For simple or static sites, the venerable Wget program works well. The incantation to mirror a full web site, however, is byzantine:

    $ nice wget --mirror --execute robots=off --no-verbose --convert-links \
                --backup-converted --page-requisites --adjust-extension \
                --base=./ --directory-prefix=./ --span-hosts \
                --domains=www.example.com,example.com http://www.example.com/

The above downloads the content of the web page, but also crawls everything within the specified domains. Before you run this against your favorite site, consider the impact such a crawl might have on the site. The above command line deliberately ignores robots.txt rules, as is now common practice for archivists, and hammer the website as fast as it can. Most crawlers have options to pause between hits and limit bandwidth usage to avoid overwhelming the target site.

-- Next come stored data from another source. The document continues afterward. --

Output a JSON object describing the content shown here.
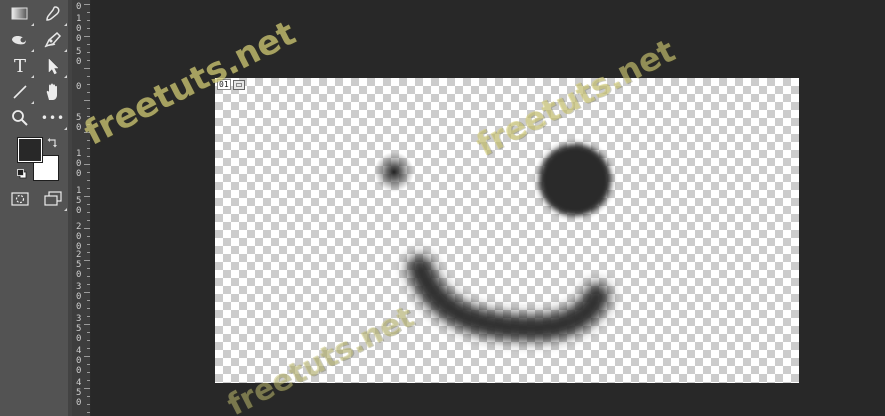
{
  "toolbar": {
    "tools": [
      {
        "name": "gradient-tool",
        "icon": "gradient-icon"
      },
      {
        "name": "eyedropper-brush-tool",
        "icon": "smudge-brush-icon"
      },
      {
        "name": "dodge-tool",
        "icon": "dodge-icon"
      },
      {
        "name": "pen-tool",
        "icon": "pen-icon"
      },
      {
        "name": "type-tool",
        "icon": "type-icon"
      },
      {
        "name": "path-selection-tool",
        "icon": "arrow-cursor-icon"
      },
      {
        "name": "line-tool",
        "icon": "line-icon"
      },
      {
        "name": "hand-tool",
        "icon": "hand-icon"
      },
      {
        "name": "zoom-tool",
        "icon": "zoom-icon"
      },
      {
        "name": "more-tools",
        "icon": "more-dots-icon"
      }
    ],
    "type_tool_glyph": "T",
    "more_tools_glyph": "•••",
    "foreground_color": "#282828",
    "background_color": "#ffffff"
  },
  "ruler": {
    "labels": [
      {
        "text": "0"
      },
      {
        "text": "100"
      },
      {
        "text": "50"
      },
      {
        "text": "0"
      },
      {
        "text": "50"
      },
      {
        "text": "100"
      },
      {
        "text": "150"
      },
      {
        "text": "200"
      },
      {
        "text": "250"
      },
      {
        "text": "300"
      },
      {
        "text": "350"
      },
      {
        "text": "400"
      },
      {
        "text": "450"
      }
    ]
  },
  "document": {
    "layer_number": "01",
    "transparency_grid": true,
    "content": "smiley-face-brush-strokes"
  },
  "watermarks": [
    "freetuts.net",
    "freetuts.net",
    "freetuts.net"
  ],
  "colors": {
    "app_background": "#282828",
    "panel": "#535353",
    "ruler": "#3d3d3d",
    "watermark": "#d6ce78",
    "stroke": "#2a2a2a"
  }
}
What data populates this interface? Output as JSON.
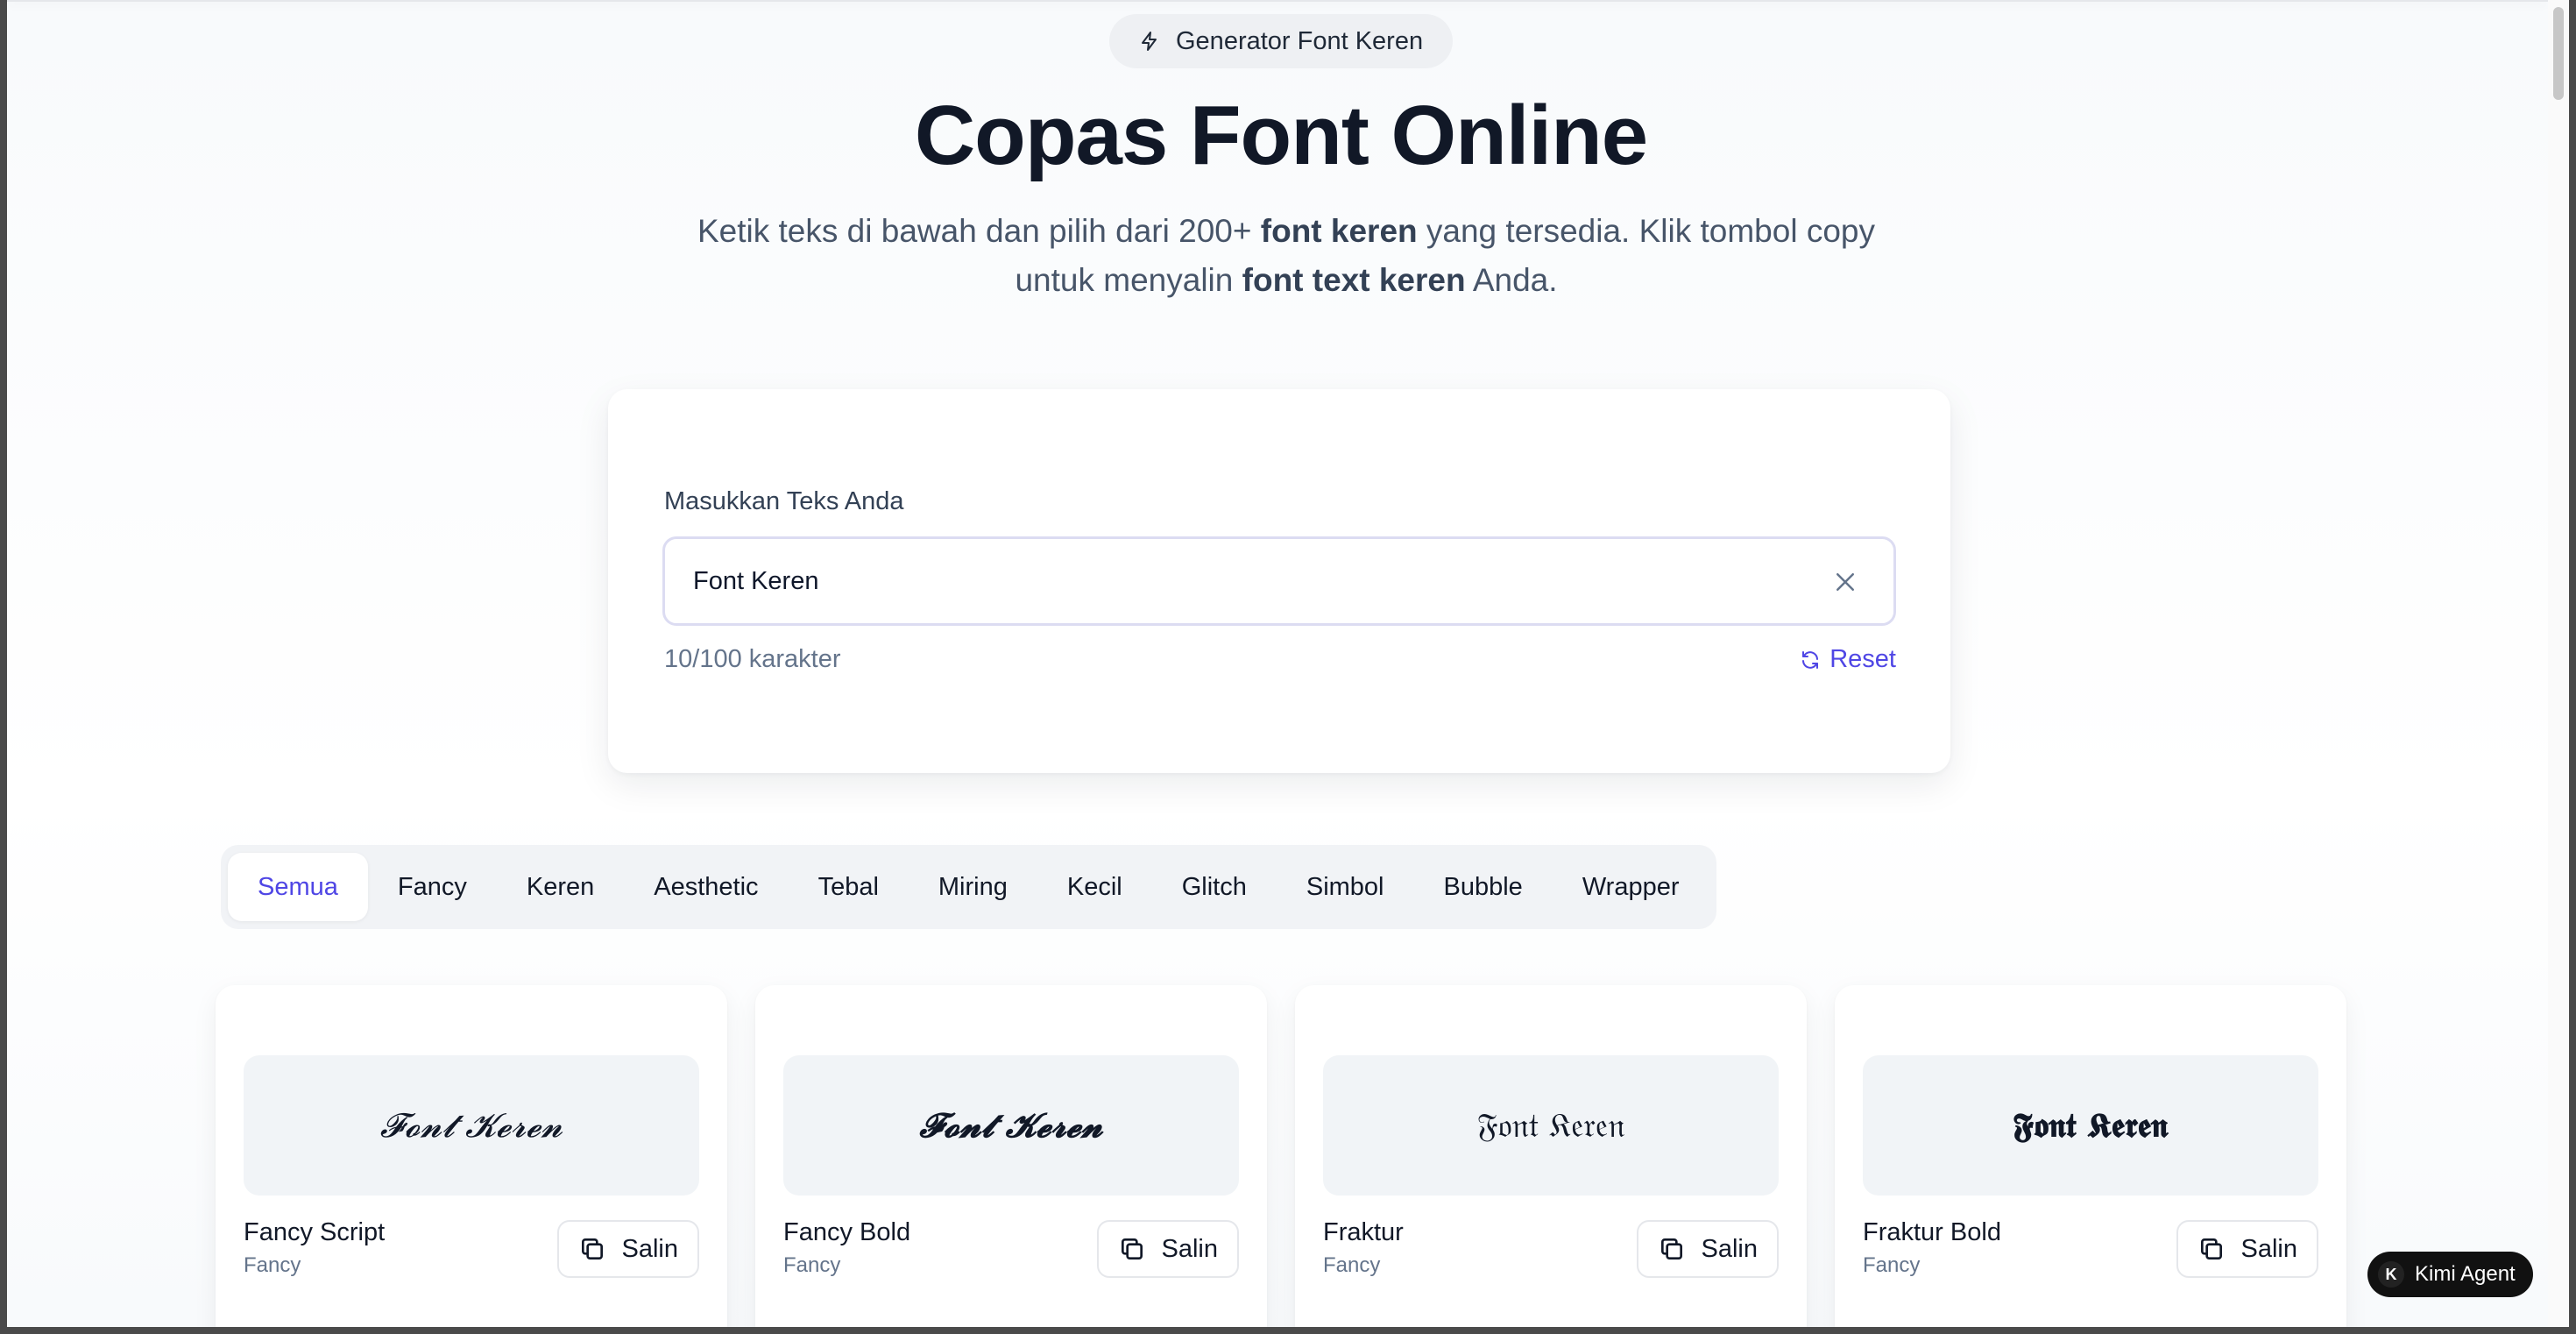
{
  "badge": {
    "icon": "zap-icon",
    "label": "Generator Font Keren"
  },
  "hero": {
    "title": "Copas Font Online",
    "sub_line1_pre": "Ketik teks di bawah dan pilih dari 200+ ",
    "sub_line1_bold": "font keren",
    "sub_line1_post": " yang tersedia. Klik tombol copy",
    "sub_line2_pre": "untuk menyalin ",
    "sub_line2_bold": "font text keren",
    "sub_line2_post": " Anda."
  },
  "input_card": {
    "label": "Masukkan Teks Anda",
    "value": "Font Keren",
    "counter": "10/100 karakter",
    "reset_label": "Reset"
  },
  "tabs": [
    {
      "label": "Semua",
      "active": true
    },
    {
      "label": "Fancy"
    },
    {
      "label": "Keren"
    },
    {
      "label": "Aesthetic"
    },
    {
      "label": "Tebal"
    },
    {
      "label": "Miring"
    },
    {
      "label": "Kecil"
    },
    {
      "label": "Glitch"
    },
    {
      "label": "Simbol"
    },
    {
      "label": "Bubble"
    },
    {
      "label": "Wrapper"
    }
  ],
  "font_cards": [
    {
      "preview": "𝓕𝓸𝓷𝓽 𝓚𝓮𝓻𝓮𝓷",
      "name": "Fancy Script",
      "category": "Fancy",
      "copy_label": "Salin"
    },
    {
      "preview": "𝓕𝓸𝓷𝓽 𝓚𝓮𝓻𝓮𝓷",
      "name": "Fancy Bold",
      "category": "Fancy",
      "copy_label": "Salin"
    },
    {
      "preview": "𝔉𝔬𝔫𝔱 𝔎𝔢𝔯𝔢𝔫",
      "name": "Fraktur",
      "category": "Fancy",
      "copy_label": "Salin"
    },
    {
      "preview": "𝕱𝖔𝖓𝖙 𝕶𝖊𝖗𝖊𝖓",
      "name": "Fraktur Bold",
      "category": "Fancy",
      "copy_label": "Salin"
    }
  ],
  "kimi": {
    "label": "Kimi Agent",
    "logo": "K"
  },
  "colors": {
    "accent": "#4f46e5",
    "title": "#111827",
    "muted": "#64748b"
  }
}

The above command will also fetch "page requisites" like style sheets (CSS), images, and scripts. The downloaded page contents are modified so that links point to the local copy as well. Any web server can host the resulting file set, which results in a static copy of the original web site.

That is, when things go well. Anyone who has ever worked with a computer knows that things seldom go according to plan; all sorts of things can make the procedure derail in interesting ways. For example, it was trendy for a while to have calendar blocks in web sites. A CMS would generate those on the fly and make crawlers go into an infinite loop trying to retrieve all of the pages. Crafty archivers can resort to regular expressions (e.g. Wget has a --reject-regex option) to ignore problematic resources. Another option, if the administration interface for the web site is accessible, is to disable calendars, login forms, comment forms, and other dynamic areas. Once the site becomes static, those will stop working anyway, so it makes sense to remove such clutter from the original site as well.

JavaScript doom

Unfortunately, some web sites are built with much more than pure HTML. In single-page sites, for example, the web browser builds the content itself by executing a small JavaScript program. A simple user agent like Wget will struggle to reconstruct a meaningful static copy of those sites as it does not support JavaScript at all. In theory, web sites should be using progressive enhancement to have content and functionality available without JavaScript but those directives are rarely followed, as anyone using plugins like NoScript or uMatrix will confirm.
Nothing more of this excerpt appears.